According to the extended mind thesis, in a nutshell, mental faculties would not only be located in the brain or body but would also extend outward. The use of the internet, but also the development of printing, would have changed our cognitive processes. It is a very fascinating theory (although it is still young and has a lot of flaws), especially when working with photographic archives.

«The writer’s work has to take into account different times: the time of Mercury and the time of Vulcan, a message of immediacy obtained by dint of patient and meticulous adjustments; an instantaneous intuition that as soon as it is formulated assumes the definiteness of what could not have been otherwise; but also the time that flows with no other intent than to let feelings and thoughts settle, mature, detach themselves from all impatience and ephemeral contingencies». Italo Calvino, Six Memos for the Next Millennium. Mondadori, 2016.

Untangling the times of Mercury and Vulcan is challenging. For me, at times, it is also frustrating. Sometimes, I feel lost and unable to pick up the camera, even when I have set aside an hour, two, or three to practice.

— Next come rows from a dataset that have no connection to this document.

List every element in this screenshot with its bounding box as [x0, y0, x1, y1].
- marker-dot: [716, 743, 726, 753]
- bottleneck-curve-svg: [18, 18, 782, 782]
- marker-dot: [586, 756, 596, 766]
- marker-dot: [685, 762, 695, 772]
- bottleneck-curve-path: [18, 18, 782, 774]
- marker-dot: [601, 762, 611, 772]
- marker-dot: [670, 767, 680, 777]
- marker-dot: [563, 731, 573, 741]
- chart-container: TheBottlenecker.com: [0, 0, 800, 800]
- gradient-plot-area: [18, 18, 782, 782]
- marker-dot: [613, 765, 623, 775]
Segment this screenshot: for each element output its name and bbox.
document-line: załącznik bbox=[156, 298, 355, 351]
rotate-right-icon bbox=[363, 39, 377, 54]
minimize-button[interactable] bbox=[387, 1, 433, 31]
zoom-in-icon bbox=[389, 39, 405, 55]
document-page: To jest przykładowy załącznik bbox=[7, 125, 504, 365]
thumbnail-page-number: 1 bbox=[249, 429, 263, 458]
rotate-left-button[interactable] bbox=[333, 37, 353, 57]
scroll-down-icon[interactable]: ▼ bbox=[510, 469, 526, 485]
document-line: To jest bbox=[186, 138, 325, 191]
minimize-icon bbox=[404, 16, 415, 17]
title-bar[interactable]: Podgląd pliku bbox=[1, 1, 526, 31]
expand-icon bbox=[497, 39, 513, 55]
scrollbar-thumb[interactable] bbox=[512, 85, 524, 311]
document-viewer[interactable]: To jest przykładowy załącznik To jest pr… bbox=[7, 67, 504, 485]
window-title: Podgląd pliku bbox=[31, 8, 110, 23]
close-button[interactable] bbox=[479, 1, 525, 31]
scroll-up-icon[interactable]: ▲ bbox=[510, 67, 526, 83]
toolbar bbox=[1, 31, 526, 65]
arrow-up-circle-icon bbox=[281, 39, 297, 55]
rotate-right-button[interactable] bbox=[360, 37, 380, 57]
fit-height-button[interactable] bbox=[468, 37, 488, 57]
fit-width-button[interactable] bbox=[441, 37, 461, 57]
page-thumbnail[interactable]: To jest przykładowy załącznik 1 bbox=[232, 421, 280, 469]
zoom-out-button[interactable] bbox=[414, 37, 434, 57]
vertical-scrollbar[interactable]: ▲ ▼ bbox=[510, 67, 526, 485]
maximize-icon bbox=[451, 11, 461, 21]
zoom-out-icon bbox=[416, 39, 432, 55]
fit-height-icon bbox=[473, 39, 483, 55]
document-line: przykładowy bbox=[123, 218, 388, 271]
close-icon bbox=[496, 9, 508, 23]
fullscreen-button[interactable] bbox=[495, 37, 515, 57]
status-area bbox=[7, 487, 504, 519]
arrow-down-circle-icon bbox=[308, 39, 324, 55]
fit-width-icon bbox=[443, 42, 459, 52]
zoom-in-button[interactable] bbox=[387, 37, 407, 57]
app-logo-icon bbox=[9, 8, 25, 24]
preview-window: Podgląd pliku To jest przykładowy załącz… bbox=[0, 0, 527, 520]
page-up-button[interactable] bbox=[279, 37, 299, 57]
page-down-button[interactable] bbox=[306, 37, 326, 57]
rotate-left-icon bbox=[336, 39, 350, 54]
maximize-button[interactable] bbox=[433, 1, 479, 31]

I feel guilty when I feel I am not doing enough or meeting my expectations. I am learning not to force anything in those moments, to stay within the practice, and not to abandon it to do something else, even if it’s just flipping through a book.

Stacy Kranitz - stacykranitz.com.
Stacy Kranitz - stacykranitz.com.
Stacy Kranitz - stacykranitz.com.

1

Some argue that women are better than men at multitasking, claiming that since ancient times, they have been used to doing something AND caring for offspring simultaneously. This led to a kind of biological evolution. This simplifies things so much that we can consider it more a curiosity than a scientific theory and a “good tool” for patriarchy.

2

The best learning strategy, in most cases, is distributed learning. Still, I learned this only at university, when the amount of stuff to study was so large and practical that full immersion was impossible.

3

Research and creative practices do not depend only on the individual's willpower. Think about school: often, art classes (here in Italy, at least) are just an extra, unnecessary entertainment activity. We need to unhinge this conditioning.